While people may refuse to give officers details of their social media accounts, many do not know their rights and may feel pressured to provide information, Doer told Ars. “The court found that stopping individuals and asking for voluntary information did not violate the Fourth Amendment and that people were free to respond.” “However, depending on the circumstances of the stop, people may not feel that freedom to leave without responding. They may not know their rights, or they may want to make sure that providing information provides a quick end to the encounter so that it is not guaranteed.” Growing. “
The Brennan Center has also sought police department records from Boston, New York City, Baltimore and Washington DC since January 2020, but Still fighting Get all the requested information.
Data enables ‘large-scale observation’
According to the International Association, a person’s brief detention, on foot or in a vehicle, is defined on the basis of reasonable suspicion for the purpose of identifying a person and dispelling an officer’s suspicions regarding criminal activity. Police chiefs Model policy for field interview and pat down search. Field-interview cards can play an important role in investigations.

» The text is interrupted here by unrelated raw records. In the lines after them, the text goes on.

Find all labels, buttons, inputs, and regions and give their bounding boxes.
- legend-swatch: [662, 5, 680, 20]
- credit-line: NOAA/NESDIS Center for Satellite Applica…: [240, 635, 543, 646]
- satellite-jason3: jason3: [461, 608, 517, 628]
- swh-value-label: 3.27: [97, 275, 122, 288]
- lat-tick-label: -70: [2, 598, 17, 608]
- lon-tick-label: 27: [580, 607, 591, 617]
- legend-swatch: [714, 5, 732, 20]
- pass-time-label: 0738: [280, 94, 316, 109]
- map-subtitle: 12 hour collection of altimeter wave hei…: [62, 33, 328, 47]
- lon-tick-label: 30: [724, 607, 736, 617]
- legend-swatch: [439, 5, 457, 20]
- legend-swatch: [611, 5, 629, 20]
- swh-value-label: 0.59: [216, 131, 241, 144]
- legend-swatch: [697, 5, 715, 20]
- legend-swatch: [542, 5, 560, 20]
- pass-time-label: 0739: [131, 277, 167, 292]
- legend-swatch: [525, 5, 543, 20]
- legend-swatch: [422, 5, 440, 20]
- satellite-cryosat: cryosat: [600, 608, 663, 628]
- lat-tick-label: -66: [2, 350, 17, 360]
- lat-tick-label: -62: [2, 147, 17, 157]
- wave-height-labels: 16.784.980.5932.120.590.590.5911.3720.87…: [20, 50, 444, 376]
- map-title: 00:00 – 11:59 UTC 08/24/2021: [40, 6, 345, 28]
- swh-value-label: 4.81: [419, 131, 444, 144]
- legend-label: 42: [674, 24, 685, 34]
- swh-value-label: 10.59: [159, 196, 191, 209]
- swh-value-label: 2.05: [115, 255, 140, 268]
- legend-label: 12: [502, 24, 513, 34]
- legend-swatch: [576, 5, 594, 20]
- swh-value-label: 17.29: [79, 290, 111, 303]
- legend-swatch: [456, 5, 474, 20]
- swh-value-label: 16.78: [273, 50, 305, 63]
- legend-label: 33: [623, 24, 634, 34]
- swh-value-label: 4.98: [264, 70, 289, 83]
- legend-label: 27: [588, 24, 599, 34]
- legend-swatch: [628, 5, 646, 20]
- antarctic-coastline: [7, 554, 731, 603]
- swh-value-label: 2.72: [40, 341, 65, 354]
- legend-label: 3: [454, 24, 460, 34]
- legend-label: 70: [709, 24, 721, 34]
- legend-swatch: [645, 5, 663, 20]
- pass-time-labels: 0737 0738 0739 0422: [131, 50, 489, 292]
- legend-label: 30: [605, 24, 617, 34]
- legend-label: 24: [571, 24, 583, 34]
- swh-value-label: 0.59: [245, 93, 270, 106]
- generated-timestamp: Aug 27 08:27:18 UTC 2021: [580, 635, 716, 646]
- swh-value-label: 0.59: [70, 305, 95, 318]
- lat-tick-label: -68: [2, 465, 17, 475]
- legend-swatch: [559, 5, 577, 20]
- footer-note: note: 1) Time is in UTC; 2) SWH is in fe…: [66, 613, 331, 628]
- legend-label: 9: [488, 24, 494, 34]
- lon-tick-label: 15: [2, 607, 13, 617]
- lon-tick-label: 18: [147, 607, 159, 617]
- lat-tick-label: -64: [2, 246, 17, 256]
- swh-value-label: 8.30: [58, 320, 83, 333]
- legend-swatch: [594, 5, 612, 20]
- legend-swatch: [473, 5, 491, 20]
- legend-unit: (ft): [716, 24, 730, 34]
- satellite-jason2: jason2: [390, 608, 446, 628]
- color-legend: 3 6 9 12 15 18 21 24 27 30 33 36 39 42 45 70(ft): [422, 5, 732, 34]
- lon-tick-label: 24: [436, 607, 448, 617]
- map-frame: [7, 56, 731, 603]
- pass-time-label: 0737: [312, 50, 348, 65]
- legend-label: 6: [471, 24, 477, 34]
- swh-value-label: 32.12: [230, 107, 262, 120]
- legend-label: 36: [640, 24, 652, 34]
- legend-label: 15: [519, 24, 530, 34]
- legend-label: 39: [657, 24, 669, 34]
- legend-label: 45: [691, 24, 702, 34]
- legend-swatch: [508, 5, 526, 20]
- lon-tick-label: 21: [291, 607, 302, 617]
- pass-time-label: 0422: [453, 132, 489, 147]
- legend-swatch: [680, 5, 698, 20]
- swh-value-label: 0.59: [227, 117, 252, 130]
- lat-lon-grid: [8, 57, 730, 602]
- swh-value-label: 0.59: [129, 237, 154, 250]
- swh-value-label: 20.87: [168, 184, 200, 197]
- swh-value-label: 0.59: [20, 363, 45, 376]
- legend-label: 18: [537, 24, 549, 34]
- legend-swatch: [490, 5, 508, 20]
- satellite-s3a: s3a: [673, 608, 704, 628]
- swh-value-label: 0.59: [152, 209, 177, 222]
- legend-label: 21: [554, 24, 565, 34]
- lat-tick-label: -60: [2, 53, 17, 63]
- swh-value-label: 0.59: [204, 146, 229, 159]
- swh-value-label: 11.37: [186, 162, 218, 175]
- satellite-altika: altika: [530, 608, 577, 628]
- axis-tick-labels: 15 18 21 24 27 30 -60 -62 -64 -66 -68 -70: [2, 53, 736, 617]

“These cards help to monitor both those who have been collected and their friends, family and associates on a large scale এমনকি even those who have no suspicion of crime,” Doer wrote. “Information is provided from the card Palantir, A system through which LAPD collects data from a wide range of sources to enhance its monitoring and analysis capabilities. “
Officials apparently have extensive discretion in recording information about a person and, in some cases, falsified the information entered. Last year, Los Angeles Times Found That LAPD “investigates under the investigation for officers who allege that the field interview cards were falsified and played a major role in creating the cards that portrayed people as gang members.” The LAPD’s “Metropolitan Division consists of about 4 percent of the force but more than 20 percent of the department’s field interview cards issued in the last 18 months.” Bar Wrote. Police officers can fill out these cards “anyone can record their encounter with them,” the report added.